Simone had ignored it. She pressed a cold cloth against Alexis's forehead.

“You're a lawyer, then.”

“That doesn't mean much in Kosovo. Law has nothing to do with survival.”

“But someday, you'll use what you learned in that seminar. Don't give up hope, Enver.”

Alexis had whimpered in the cot, and Simone felt for her pulse. There were so many children now. One hundred and fifty-three more had arrived at daybreak.

They lay in the tent with barely eight inches between their cots, some on pallets on the dirt floor. They moved into beds when another child died “Why aren't you getting it?” he had asked her abruptly.

“This disease. Why is it just the kids?”

“I don't know. Maybe it doesn't strike adults. Or maybe, if you've had the more common forms of the disease or been inoculated against them, you're immune. We know so little about this strain we don't even know how the epidemic started. Or why the disease strikes boys far more savagely than girls every gland in the boys' bodies is swollen. But a German lab has been studying the virus intensively and has come up with a new vaccine. We expect some German medical teams to fly in any day and begin inoculation.”

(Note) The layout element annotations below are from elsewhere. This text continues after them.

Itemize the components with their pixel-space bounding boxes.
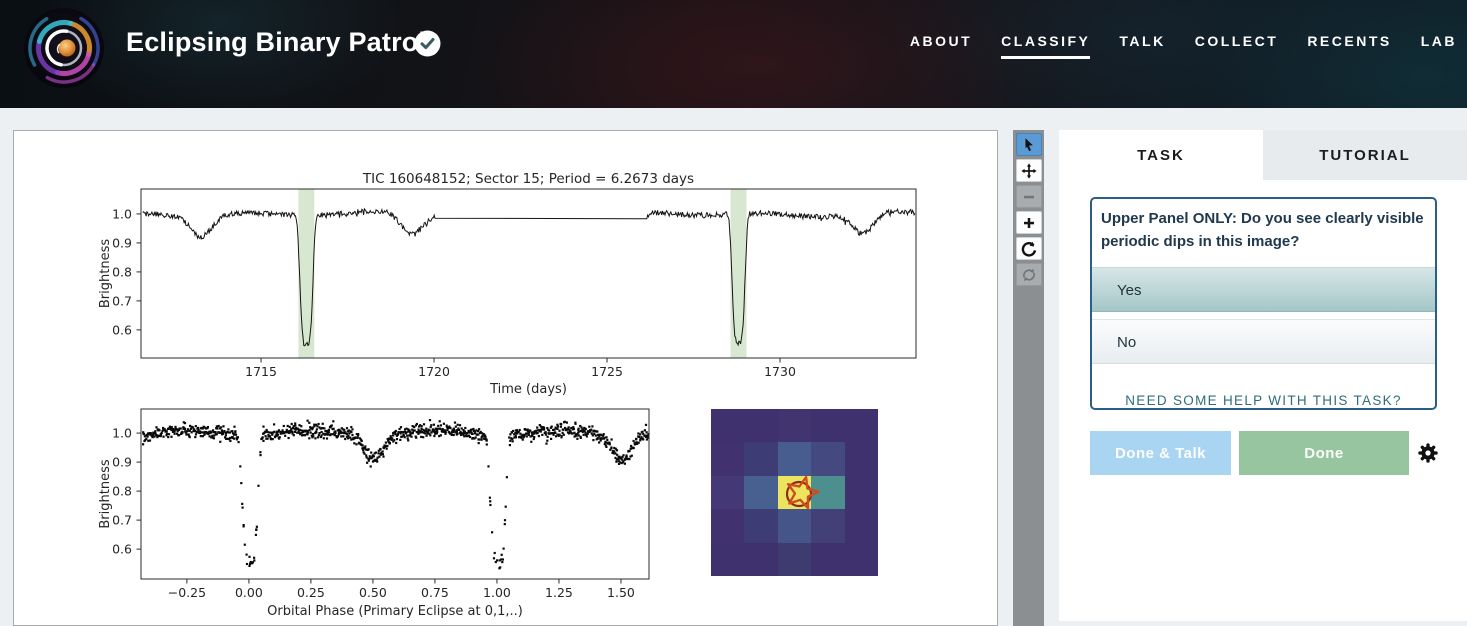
answer-no-label: No: [1117, 334, 1136, 351]
svg-text:0.50: 0.50: [359, 585, 387, 600]
project-title[interactable]: Eclipsing Binary Patrol: [126, 27, 426, 58]
answer-yes[interactable]: Yes: [1092, 267, 1435, 312]
move-tool-button[interactable]: [1016, 159, 1042, 182]
svg-text:Time (days): Time (days): [489, 382, 567, 397]
tab-task[interactable]: TASK: [1059, 130, 1263, 180]
svg-text:0.75: 0.75: [421, 585, 449, 600]
move-icon: [1021, 163, 1037, 179]
nav-collect[interactable]: COLLECT: [1195, 33, 1279, 59]
answer-no[interactable]: No: [1092, 319, 1435, 364]
task-panel: TASK TUTORIAL Upper Panel ONLY: Do you s…: [1059, 130, 1467, 621]
svg-text:Brightness: Brightness: [98, 459, 113, 528]
nav-lab[interactable]: LAB: [1421, 33, 1457, 59]
subject-viewer[interactable]: TIC 160648152; Sector 15; Period = 6.267…: [13, 130, 998, 626]
svg-text:0.6: 0.6: [112, 542, 132, 557]
viewer-toolbar: [1013, 130, 1044, 626]
svg-text:Orbital Phase (Primary Eclipse: Orbital Phase (Primary Eclipse at 0,1,..…: [267, 604, 523, 619]
nav-recents[interactable]: RECENTS: [1307, 33, 1391, 59]
task-question-box: Upper Panel ONLY: Do you see clearly vis…: [1090, 197, 1437, 410]
nav-about[interactable]: ABOUT: [910, 33, 972, 59]
svg-text:1725: 1725: [591, 364, 623, 379]
svg-text:0.8: 0.8: [112, 264, 132, 279]
project-header: Eclipsing Binary Patrol ABOUT CLASSIFY T…: [0, 0, 1467, 108]
nav-talk[interactable]: TALK: [1119, 33, 1165, 59]
svg-text:Brightness: Brightness: [98, 239, 113, 308]
svg-text:0.7: 0.7: [112, 513, 132, 528]
svg-text:TIC 160648152; Sector 15; Peri: TIC 160648152; Sector 15; Period = 6.267…: [362, 171, 694, 187]
reset-view-button[interactable]: [1016, 263, 1042, 286]
svg-text:1.00: 1.00: [483, 585, 511, 600]
svg-text:1.0: 1.0: [112, 426, 132, 441]
svg-text:1730: 1730: [764, 364, 796, 379]
zoom-out-button[interactable]: [1016, 185, 1042, 208]
annotate-tool-button[interactable]: [1016, 133, 1042, 156]
classification-actions: Done & Talk Done: [1090, 431, 1450, 475]
minus-icon: [1021, 189, 1037, 205]
answer-yes-label: Yes: [1117, 282, 1141, 299]
project-logo-icon[interactable]: [23, 7, 105, 89]
svg-text:0.8: 0.8: [112, 484, 132, 499]
task-help-link[interactable]: NEED SOME HELP WITH THIS TASK?: [1092, 393, 1435, 408]
task-question: Upper Panel ONLY: Do you see clearly vis…: [1092, 199, 1435, 253]
rotate-icon: [1021, 241, 1037, 257]
rotate-button[interactable]: [1016, 237, 1042, 260]
svg-text:1715: 1715: [245, 364, 277, 379]
nav-classify[interactable]: CLASSIFY: [1001, 33, 1090, 59]
svg-text:0.00: 0.00: [235, 585, 263, 600]
refresh-icon: [1021, 267, 1037, 283]
svg-text:1.25: 1.25: [545, 585, 573, 600]
cursor-icon: [1021, 137, 1037, 153]
gear-icon[interactable]: [1417, 442, 1439, 464]
svg-text:0.7: 0.7: [112, 293, 132, 308]
svg-text:−0.25: −0.25: [168, 585, 206, 600]
main-nav: ABOUT CLASSIFY TALK COLLECT RECENTS LAB: [910, 33, 1457, 59]
svg-text:0.25: 0.25: [297, 585, 325, 600]
svg-text:1.0: 1.0: [112, 206, 132, 221]
tab-tutorial[interactable]: TUTORIAL: [1263, 130, 1467, 180]
zoom-in-button[interactable]: [1016, 211, 1042, 234]
plus-icon: [1021, 215, 1037, 231]
svg-text:1720: 1720: [418, 364, 450, 379]
done-button[interactable]: Done: [1239, 431, 1409, 475]
page: Eclipsing Binary Patrol ABOUT CLASSIFY T…: [0, 0, 1467, 626]
svg-text:0.9: 0.9: [112, 235, 132, 250]
approved-badge-icon: [414, 30, 441, 57]
task-tabs: TASK TUTORIAL: [1059, 130, 1467, 180]
done-and-talk-button[interactable]: Done & Talk: [1090, 431, 1231, 475]
svg-text:0.9: 0.9: [112, 455, 132, 470]
svg-text:0.6: 0.6: [112, 322, 132, 337]
target-star-icon: [711, 409, 878, 576]
svg-text:1.50: 1.50: [607, 585, 635, 600]
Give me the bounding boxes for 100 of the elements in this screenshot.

“A vaccine? Specifically for this strain? How did they make it so fast?”

“I don't know.” Her eyes met his, and the agony in them was like a lash.

“Enver, I'd urge you to have your youngest vaccinated.”

“Do you think it's safe?”

“I think it can't be worse than what we've got.”

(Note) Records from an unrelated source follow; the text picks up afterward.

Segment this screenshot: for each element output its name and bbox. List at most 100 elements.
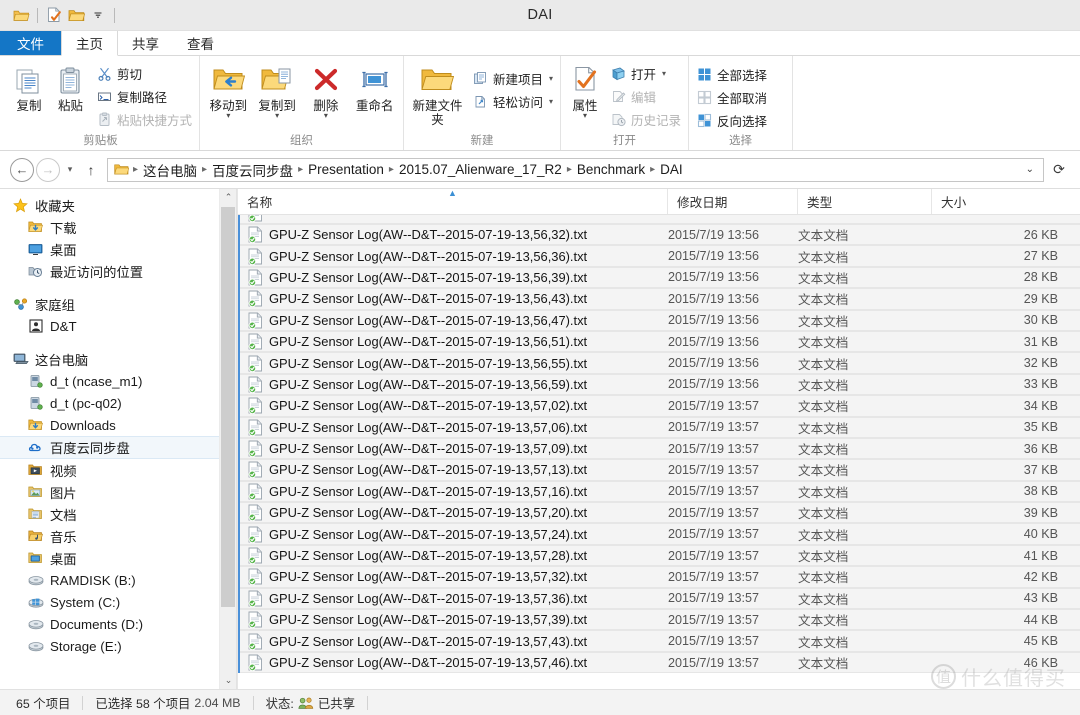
table-row[interactable]: GPU-Z Sensor Log(AW--D&T--2015-07-19-13,… xyxy=(238,544,1080,567)
table-row[interactable]: GPU-Z Sensor Log(AW--D&T--2015-07-19-13,… xyxy=(238,480,1080,503)
breadcrumb-separator[interactable]: ▸ xyxy=(131,164,140,175)
table-row[interactable]: GPU-Z Sensor Log(AW--D&T--2015-07-19-13,… xyxy=(238,587,1080,610)
rename-button[interactable]: 重命名 xyxy=(350,59,399,113)
sidebar-item-dt-pc-q02[interactable]: d_t (pc-q02) xyxy=(0,392,236,414)
table-row[interactable]: GPU-Z Sensor Log(AW--D&T--2015-07-19-13,… xyxy=(238,224,1080,246)
move-to-button[interactable]: 移动到 ▾ xyxy=(204,59,253,120)
new-item-button[interactable]: 新建项目 ▾ xyxy=(469,67,556,89)
sidebar-item-system-c[interactable]: System (C:) xyxy=(0,591,236,613)
breadcrumb-item-0[interactable]: 这台电脑 xyxy=(140,160,200,180)
table-row[interactable]: GPU-Z Sensor Log(AW--D&T--2015-07-19-13,… xyxy=(238,330,1080,353)
table-row[interactable]: GPU-Z Sensor Log(AW--D&T--2015-07-19-13,… xyxy=(238,395,1080,417)
navigation-scroll-thumb[interactable] xyxy=(221,207,235,607)
paste-shortcut-button[interactable]: 粘贴快捷方式 xyxy=(93,108,195,130)
sidebar-item-downloads[interactable]: 下载 xyxy=(0,216,236,238)
address-history-dropdown[interactable]: ⌄ xyxy=(1019,164,1041,175)
sidebar-item-desktop-folder[interactable]: 桌面 xyxy=(0,547,236,569)
refresh-button[interactable]: ⟳ xyxy=(1046,158,1072,182)
properties-button[interactable]: 属性 ▾ xyxy=(565,59,605,120)
table-row[interactable]: GPU-Z Sensor Log(AW--D&T--2015-07-19-13,… xyxy=(238,437,1080,460)
copy-button[interactable]: 复制 xyxy=(6,59,48,113)
recent-locations-dropdown[interactable]: ▾ xyxy=(62,158,78,182)
table-row[interactable]: GPU-Z Sensor Log(AW--D&T--2015-07-19-13,… xyxy=(238,309,1080,332)
tab-share[interactable]: 共享 xyxy=(118,31,173,55)
sidebar-item-documents[interactable]: 文档 xyxy=(0,503,236,525)
table-row[interactable]: GPU-Z Sensor Log(AW--D&T--2015-07-19-13,… xyxy=(238,502,1080,524)
invert-selection-button[interactable]: 反向选择 xyxy=(693,109,770,131)
breadcrumb-separator[interactable]: ▸ xyxy=(648,164,657,175)
qat-properties-button[interactable] xyxy=(10,4,32,26)
qat-folder-button[interactable] xyxy=(65,4,87,26)
open-dropdown-caret[interactable]: ▾ xyxy=(662,69,666,78)
sidebar-item-baidu-cloud[interactable]: 百度云同步盘 xyxy=(0,436,236,459)
delete-button[interactable]: 删除 ▾ xyxy=(302,59,351,120)
move-to-dropdown-caret[interactable]: ▾ xyxy=(226,112,230,120)
delete-dropdown-caret[interactable]: ▾ xyxy=(324,112,328,120)
back-button[interactable]: ← xyxy=(10,157,34,182)
breadcrumb-item-4[interactable]: Benchmark xyxy=(574,162,648,177)
copy-to-button[interactable]: 复制到 ▾ xyxy=(253,59,302,120)
table-row[interactable]: GPU-Z Sensor Log(AW--D&T--2015-07-19-13,… xyxy=(238,459,1080,482)
edit-button[interactable]: 编辑 xyxy=(607,85,684,107)
breadcrumb-item-2[interactable]: Presentation xyxy=(305,162,387,177)
table-row[interactable]: GPU-Z Sensor Log(AW--D&T--2015-07-19-13,… xyxy=(238,630,1080,653)
sidebar-item-documents-d[interactable]: Documents (D:) xyxy=(0,613,236,635)
sidebar-item-music[interactable]: 音乐 xyxy=(0,525,236,547)
sidebar-header-this-pc[interactable]: 这台电脑 xyxy=(0,348,236,370)
new-item-dropdown-caret[interactable]: ▾ xyxy=(549,74,553,83)
column-header-type[interactable]: 类型 xyxy=(798,189,932,214)
easy-access-button[interactable]: 轻松访问 ▾ xyxy=(469,90,556,112)
breadcrumb-separator[interactable]: ▸ xyxy=(200,164,209,175)
breadcrumb-bar[interactable]: ▸ 这台电脑 ▸ 百度云同步盘 ▸ Presentation ▸ 2015.07… xyxy=(107,157,1044,182)
sidebar-item-storage-e[interactable]: Storage (E:) xyxy=(0,635,236,657)
history-button[interactable]: 历史记录 xyxy=(607,108,684,130)
table-row[interactable]: GPU-Z Sensor Log(AW--D&T--2015-07-19-13,… xyxy=(238,373,1080,396)
table-row[interactable]: GPU-Z Sensor Log(AW--D&T--2015-07-19-13,… xyxy=(238,609,1080,631)
breadcrumb-item-3[interactable]: 2015.07_Alienware_17_R2 xyxy=(396,162,565,177)
table-row[interactable]: GPU-Z Sensor Log(AW--D&T--2015-07-19-13,… xyxy=(238,352,1080,375)
table-row[interactable]: GPU-Z Sensor Log(AW--D&T--2015-07-19-13,… xyxy=(238,523,1080,546)
tab-view[interactable]: 查看 xyxy=(173,31,228,55)
table-row[interactable]: GPU-Z Sensor Log(AW--D&T--2015-07-19-13,… xyxy=(238,566,1080,589)
sidebar-item-videos[interactable]: 视频 xyxy=(0,459,236,481)
cut-button[interactable]: 剪切 xyxy=(93,62,195,84)
open-button[interactable]: 打开 ▾ xyxy=(607,62,684,84)
navigation-pane-scrollbar[interactable]: ⌃ ⌄ xyxy=(219,189,236,689)
easy-access-dropdown-caret[interactable]: ▾ xyxy=(549,97,553,106)
table-row[interactable]: GPU-Z Sensor Log(AW--D&T--2015-07-19-13,… xyxy=(238,288,1080,310)
table-row[interactable]: GPU-Z Sensor Log(AW--D&T--2015-07-19-13,… xyxy=(238,416,1080,439)
column-header-date[interactable]: 修改日期 xyxy=(668,189,798,214)
copy-path-button[interactable]: 复制路径 xyxy=(93,85,195,107)
breadcrumb-item-5[interactable]: DAI xyxy=(657,162,686,177)
scroll-down-arrow-icon[interactable]: ⌄ xyxy=(220,672,236,689)
breadcrumb-item-1[interactable]: 百度云同步盘 xyxy=(209,160,296,180)
table-row[interactable]: GPU-Z Sensor Log(AW--D&T--2015-07-19-13,… xyxy=(238,245,1080,268)
sidebar-item-recent-places[interactable]: 最近访问的位置 xyxy=(0,260,236,282)
paste-button[interactable]: 粘贴 xyxy=(50,59,91,113)
up-button[interactable]: ↑ xyxy=(80,158,102,182)
breadcrumb-separator[interactable]: ▸ xyxy=(387,164,396,175)
sidebar-header-homegroup[interactable]: 家庭组 xyxy=(0,293,236,315)
qat-customize-dropdown[interactable] xyxy=(87,4,109,26)
table-row[interactable]: GPU-Z Sensor Log(AW--D&T--2015-07-19-13,… xyxy=(238,266,1080,289)
breadcrumb-separator[interactable]: ▸ xyxy=(296,164,305,175)
sidebar-item-dt-ncase-m1[interactable]: d_t (ncase_m1) xyxy=(0,370,236,392)
table-row[interactable] xyxy=(238,215,1080,224)
select-none-button[interactable]: 全部取消 xyxy=(693,86,770,108)
sidebar-item-ramdisk-b[interactable]: RAMDISK (B:) xyxy=(0,569,236,591)
sidebar-item-pictures[interactable]: 图片 xyxy=(0,481,236,503)
new-folder-button[interactable]: 新建文件夹 xyxy=(408,59,467,127)
table-row[interactable]: GPU-Z Sensor Log(AW--D&T--2015-07-19-13,… xyxy=(238,651,1080,674)
breadcrumb-separator[interactable]: ▸ xyxy=(565,164,574,175)
sidebar-item-downloads-folder[interactable]: Downloads xyxy=(0,414,236,436)
column-header-name[interactable]: ▲ 名称 xyxy=(238,189,668,214)
column-header-size[interactable]: 大小 xyxy=(932,189,1080,214)
qat-new-folder-button[interactable] xyxy=(43,4,65,26)
forward-button[interactable]: → xyxy=(36,157,60,182)
sidebar-item-dt-user[interactable]: D&T xyxy=(0,315,236,337)
tab-file[interactable]: 文件 xyxy=(0,31,61,55)
copy-to-dropdown-caret[interactable]: ▾ xyxy=(275,112,279,120)
sidebar-item-desktop[interactable]: 桌面 xyxy=(0,238,236,260)
properties-dropdown-caret[interactable]: ▾ xyxy=(583,112,587,120)
scroll-up-arrow-icon[interactable]: ⌃ xyxy=(220,189,236,206)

He had thought about it all morning, while Alexis worsened; he had carried the idea of a vaccine back to his shelter when Krystle needed a nap. He had fallen asleep despite his best intentions in the quiet of that room, thinking of mumps, of killing strains. And while he slept, his elder daughter's time had run out.

He took a step now toward Alexis's cot and reached for her hand. It was cold — colder than his own, which was clammy with fear and raw weather. If only she would open her eyes one last time and look at him if only he could hear her say his name... Simone shook her head and removed her stethoscope from Alexis's chest.

He would not look at Simone. He would not let the glass shatter, and with it, all the world —

“I'm so sorry, Ludmila,” he whispered to his dead wife. And buried his face in their daughter's sweat-soaked curls.